Beckett smiled. "I'm not. But I caught the habit of mentioning the faith of the person I'm treating, and most of my clients are deeply attached to the old religion. It seems to help them." The potion was already working. While his skin was still pale, clammy and warmer than normal, his pulse was back down to a more normal rhythm.

"I'm an atheist, Kate…"

"I figured as much, but allow me to cure you the way I know it works best. Now," she sat beside him on the bed and ran a cloth imbued with cold water on his face again. "You need rest, and possibly a dreamless sleep. You want me to use a spell to shove away nightmares?"

He awkwardly shrugged his shoulders. "Just stay with me, I'll feel better with you close to me."

Poor guy, she thought. He looked like a scared little boy, so clearly sick and hurting. Weird as it may feel, the knowledge that the great Richard Castle, nicknamed the White Dragon for the ferocity he displayed in combat against monsters and foes knew fear and pain, made her want him more. On a less physical side though.

It was so wrong on so many levels though.

"Alright, I'll stay close. Just give me a moment so I can change. I'll be right there."

He sighed, drowsily, then closed his eyes. "Counting on it."

He fell asleep like a rock, nearly as soon as he settled down. His breathing, though still strained, became even and the slight wheezing sound she could still hear with each intake of air had diminished. He still sounded a little like a seventy year old heavy smoker with permanently damaged lungs, but it was a little better.

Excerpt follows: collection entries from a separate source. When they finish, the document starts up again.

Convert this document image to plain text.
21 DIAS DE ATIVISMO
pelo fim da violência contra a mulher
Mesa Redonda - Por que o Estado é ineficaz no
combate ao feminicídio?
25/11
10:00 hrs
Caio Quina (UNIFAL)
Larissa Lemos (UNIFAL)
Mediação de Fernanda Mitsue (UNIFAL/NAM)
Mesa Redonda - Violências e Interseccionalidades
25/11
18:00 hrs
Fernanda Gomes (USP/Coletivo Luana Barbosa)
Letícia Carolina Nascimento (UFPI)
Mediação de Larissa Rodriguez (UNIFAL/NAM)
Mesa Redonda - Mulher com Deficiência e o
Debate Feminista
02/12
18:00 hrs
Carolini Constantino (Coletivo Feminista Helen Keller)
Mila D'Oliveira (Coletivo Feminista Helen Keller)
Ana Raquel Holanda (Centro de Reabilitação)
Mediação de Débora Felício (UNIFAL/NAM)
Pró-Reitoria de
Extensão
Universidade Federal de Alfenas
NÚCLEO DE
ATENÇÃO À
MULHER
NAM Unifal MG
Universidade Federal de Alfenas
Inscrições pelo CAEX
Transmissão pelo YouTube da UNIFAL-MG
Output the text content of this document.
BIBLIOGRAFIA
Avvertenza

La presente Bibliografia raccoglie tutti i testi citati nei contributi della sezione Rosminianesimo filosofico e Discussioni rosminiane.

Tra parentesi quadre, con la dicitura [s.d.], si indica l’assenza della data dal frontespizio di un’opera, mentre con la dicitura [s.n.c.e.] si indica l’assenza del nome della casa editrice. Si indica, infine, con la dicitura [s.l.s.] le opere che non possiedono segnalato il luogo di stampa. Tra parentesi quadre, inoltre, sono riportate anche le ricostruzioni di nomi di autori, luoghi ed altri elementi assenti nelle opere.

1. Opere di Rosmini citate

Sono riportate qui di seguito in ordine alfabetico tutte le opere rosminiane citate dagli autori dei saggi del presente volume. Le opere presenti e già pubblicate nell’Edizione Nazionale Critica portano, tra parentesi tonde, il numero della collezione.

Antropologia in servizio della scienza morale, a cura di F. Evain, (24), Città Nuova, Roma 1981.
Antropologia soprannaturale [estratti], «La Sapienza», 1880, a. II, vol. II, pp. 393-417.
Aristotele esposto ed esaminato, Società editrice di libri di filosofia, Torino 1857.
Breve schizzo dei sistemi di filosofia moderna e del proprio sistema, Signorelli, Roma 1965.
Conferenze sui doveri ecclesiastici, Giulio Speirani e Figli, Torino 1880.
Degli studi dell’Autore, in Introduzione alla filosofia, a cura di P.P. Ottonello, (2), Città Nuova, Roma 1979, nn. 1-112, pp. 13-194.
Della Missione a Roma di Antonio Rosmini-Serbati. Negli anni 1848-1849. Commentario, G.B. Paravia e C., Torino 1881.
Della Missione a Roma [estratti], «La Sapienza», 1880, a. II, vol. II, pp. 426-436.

As soon as she was sure he was he was fast asleep, Beckett ditched the shirt, boots, socks and trousers then pulled an old, yellowed and definitely oversized shirt from her wardrobe to wear in bed and climbed beneath the duvet. She checked once again for his vital signs, felt his forehead and the back of his neck for his temperature and found everything normal, all things considered. The potion had worked fine enough.

"Are you going to be alright?" she asked, more to herself than to him.

He opened one eye to a slit, just enough that she could that he fared better than she had thought. "I'll manage." He wrapped his fingers around her own and fell unconscious again.

It was more than enough for her to know that he would really manage. Soon, she followed him into a state that, considering how tired she was, could have only be defined as comatose.